Re: [PATCH 1/3] iio: light: Add driver for ap3216c

Sven Van Asbroeck <thesven73@xxxxxxxxx> · Mon, 18 Feb 2019 14:35:51 -0500

Hi Jonathan,

Thanks again for your clear and extensive feedback !

On Mon, Feb 18, 2019 at 10:16 AM Jonathan Cameron
<jonathan.cameron@xxxxxxxxxx> wrote:
>
> I suspect that would break lots of devices if it happened, but
> fair enough that explicit might be good.  One option would be
> to document clearly in regmap the requirement that bulk read is ordered.
>

Yes, it would be interesting to hear the regmap people's opinion on ordering.
In the mean time, we can make this explicit.
Re-reading the thread, I can also see that Peter Meerwald-Stadler was first
to spot this race condition.

> What we need to guarantee is:
>
> 1) If the sensor reads on an occasion where the threshold is passed, we do not miss the event
>    The event is the threshold being passed, not the existence of the reading, or how many
>    readings etc.
>
> 2) A data read will result in a value.  There is no guarantee that it will match with the
>    event.  All manner of delays could result in new data having occurred before that read.
>

My feedback was based on two incorrect assumptions:
a. the interrupt fires whenever new PS/ALS values become available (wrong)
b. there are strict consistency guarantees between the THRESH event, and what
userspace will read out (also wrong)

Taking that into account, I am 100% in agreement with your other comments.
Thank you so much for the explanation!

There is one exception, though:

> > +static int ap3216c_write_event_config(struct iio_dev *indio_dev,
> > +                                    const struct iio_chan_spec *chan,
> > +                                    enum iio_event_type type,
> > +                                    enum iio_event_direction dir, int state)
> > +{
> > +       struct ap3216c_data *data = iio_priv(indio_dev);
> > +
> > +       switch (chan->type) {
> > +       case IIO_LIGHT:
> > +               data->als_thresh_en = state;
> > +               return 0;
> > +
> > +       case IIO_PROXIMITY:
> > +               data->prox_thresh_en = state;
> > +               return 0;
> > +
> > +       default:
> > +               return -EINVAL;
> > +       }
> > +static irqreturn_t ap3216c_event_handler(int irq, void *p)
> > +{
> > + if ((status & AP3216C_INT_STATUS_PS_MASK) && data->prox_thresh_en)
> > + iio_push_event(...);
> > +
> >
> > I think this may not work as intended. One thread (userspace) writes
> > a variable, another thread (threaded irq handler) checks it. but there
> > is no explicit or implicit memory barrier. So when userspace activates
> > thresholding, it may take a long time for the handler to 'see' it !
>
> Yes.  But if userspace took a while to get around to writing this value,
> it would also take longer...  It's not time critical exactly when you
> enable the event.  One can create cases where someone might
> care, but they are pretty obscure.
>

Are you sure? I suspect that it's perfectly possible for the threaded irq
handler not to 'see' the store to (als|prox)_thresh_en for a _very_ long time.

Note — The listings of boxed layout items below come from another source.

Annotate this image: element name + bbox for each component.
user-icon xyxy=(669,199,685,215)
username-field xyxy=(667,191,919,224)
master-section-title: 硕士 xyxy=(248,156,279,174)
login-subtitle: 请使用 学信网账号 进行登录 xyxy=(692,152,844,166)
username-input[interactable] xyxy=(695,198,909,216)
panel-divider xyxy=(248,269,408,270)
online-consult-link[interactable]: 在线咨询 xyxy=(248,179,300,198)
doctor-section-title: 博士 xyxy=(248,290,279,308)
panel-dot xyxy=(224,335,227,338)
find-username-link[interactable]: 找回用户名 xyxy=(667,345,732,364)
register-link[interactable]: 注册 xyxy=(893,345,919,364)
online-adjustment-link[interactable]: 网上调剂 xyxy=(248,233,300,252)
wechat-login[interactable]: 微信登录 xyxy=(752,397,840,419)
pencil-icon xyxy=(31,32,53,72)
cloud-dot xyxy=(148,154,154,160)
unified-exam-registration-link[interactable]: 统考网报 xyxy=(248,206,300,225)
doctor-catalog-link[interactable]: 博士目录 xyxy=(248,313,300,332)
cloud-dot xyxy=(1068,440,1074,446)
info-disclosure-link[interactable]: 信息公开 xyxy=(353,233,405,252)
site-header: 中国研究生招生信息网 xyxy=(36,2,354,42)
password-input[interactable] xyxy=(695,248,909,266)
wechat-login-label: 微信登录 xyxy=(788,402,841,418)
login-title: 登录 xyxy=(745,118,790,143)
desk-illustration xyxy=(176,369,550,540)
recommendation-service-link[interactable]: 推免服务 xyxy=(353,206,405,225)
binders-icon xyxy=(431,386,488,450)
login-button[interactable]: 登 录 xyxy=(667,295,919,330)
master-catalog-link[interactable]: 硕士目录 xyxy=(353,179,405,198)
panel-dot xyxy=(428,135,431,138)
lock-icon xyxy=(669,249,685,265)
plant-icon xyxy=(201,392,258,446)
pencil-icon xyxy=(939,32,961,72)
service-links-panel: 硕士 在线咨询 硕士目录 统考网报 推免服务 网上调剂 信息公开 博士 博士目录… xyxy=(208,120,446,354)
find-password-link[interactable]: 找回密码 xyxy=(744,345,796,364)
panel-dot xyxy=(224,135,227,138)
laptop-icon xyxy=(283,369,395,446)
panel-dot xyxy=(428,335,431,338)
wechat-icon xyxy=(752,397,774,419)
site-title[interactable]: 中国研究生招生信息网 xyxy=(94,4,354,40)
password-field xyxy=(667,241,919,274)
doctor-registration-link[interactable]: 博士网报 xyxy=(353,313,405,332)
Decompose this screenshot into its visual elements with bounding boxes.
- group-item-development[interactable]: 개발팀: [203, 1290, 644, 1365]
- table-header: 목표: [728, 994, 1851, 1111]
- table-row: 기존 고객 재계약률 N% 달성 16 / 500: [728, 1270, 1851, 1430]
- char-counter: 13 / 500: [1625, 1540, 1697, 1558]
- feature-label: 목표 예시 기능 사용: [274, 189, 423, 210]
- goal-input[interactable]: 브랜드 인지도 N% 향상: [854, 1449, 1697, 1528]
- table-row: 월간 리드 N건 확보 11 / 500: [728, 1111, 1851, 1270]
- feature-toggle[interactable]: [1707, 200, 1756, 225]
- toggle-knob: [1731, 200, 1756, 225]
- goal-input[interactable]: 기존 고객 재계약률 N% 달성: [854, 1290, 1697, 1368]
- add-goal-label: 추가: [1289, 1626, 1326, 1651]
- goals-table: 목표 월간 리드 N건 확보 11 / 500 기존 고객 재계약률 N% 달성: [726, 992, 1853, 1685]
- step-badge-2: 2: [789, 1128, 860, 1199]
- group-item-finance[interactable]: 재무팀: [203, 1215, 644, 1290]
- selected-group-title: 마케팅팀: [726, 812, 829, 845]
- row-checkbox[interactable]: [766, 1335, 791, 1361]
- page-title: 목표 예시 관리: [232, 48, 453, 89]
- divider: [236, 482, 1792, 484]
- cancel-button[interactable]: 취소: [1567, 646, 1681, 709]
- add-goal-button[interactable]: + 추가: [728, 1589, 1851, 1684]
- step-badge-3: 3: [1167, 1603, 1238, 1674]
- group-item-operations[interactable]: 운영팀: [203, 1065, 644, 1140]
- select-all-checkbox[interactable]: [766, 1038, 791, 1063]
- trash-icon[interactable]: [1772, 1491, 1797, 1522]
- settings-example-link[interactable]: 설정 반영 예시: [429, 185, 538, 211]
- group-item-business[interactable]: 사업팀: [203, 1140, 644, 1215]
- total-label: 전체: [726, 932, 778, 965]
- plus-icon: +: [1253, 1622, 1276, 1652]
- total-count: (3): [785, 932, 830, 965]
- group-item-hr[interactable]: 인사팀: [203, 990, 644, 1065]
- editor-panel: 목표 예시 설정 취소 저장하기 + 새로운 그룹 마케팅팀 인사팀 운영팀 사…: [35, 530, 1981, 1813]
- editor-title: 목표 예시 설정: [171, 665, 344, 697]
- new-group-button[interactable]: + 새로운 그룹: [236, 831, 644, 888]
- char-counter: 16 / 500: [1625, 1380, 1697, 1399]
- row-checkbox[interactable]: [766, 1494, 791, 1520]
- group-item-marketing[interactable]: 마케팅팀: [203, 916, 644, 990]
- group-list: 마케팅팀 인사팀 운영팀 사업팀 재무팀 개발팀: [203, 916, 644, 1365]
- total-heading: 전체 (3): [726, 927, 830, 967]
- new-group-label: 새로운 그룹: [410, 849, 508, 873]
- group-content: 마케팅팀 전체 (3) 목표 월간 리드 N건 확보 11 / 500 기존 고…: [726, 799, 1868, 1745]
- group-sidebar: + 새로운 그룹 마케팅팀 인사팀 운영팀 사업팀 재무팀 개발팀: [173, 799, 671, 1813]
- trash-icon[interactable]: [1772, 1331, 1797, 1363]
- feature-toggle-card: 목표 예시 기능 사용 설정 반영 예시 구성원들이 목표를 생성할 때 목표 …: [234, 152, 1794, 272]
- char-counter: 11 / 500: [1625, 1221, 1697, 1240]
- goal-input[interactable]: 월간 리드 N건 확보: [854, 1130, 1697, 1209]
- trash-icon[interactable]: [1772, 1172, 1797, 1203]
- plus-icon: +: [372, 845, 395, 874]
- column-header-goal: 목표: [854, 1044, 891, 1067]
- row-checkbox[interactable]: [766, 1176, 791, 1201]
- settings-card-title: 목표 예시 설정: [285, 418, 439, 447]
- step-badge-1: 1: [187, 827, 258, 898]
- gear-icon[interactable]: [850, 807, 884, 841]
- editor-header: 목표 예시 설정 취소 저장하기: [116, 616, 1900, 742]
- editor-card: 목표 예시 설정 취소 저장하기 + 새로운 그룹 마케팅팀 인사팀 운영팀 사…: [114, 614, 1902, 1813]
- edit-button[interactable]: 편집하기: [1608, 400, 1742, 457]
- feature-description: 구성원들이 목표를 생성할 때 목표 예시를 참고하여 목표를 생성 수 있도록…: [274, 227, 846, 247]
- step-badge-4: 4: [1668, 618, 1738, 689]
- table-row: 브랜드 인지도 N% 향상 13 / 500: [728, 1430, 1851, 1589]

AFAIK only a memory barrier will guarantee that the handler 'sees' the store
right away. A lock will do - it issues an implicit memory barrier.

Most drivers use a lock to guarantee visibility. There are a few drivers that
resort to explicit barriers to make a flag visible from one thread to another.

E.g. search for mb() or wmb() in:
drivers/input/keyboard/matrix_keypad.c
drivers/input/misc/cm109.c
drivers/input/misc/yealink.c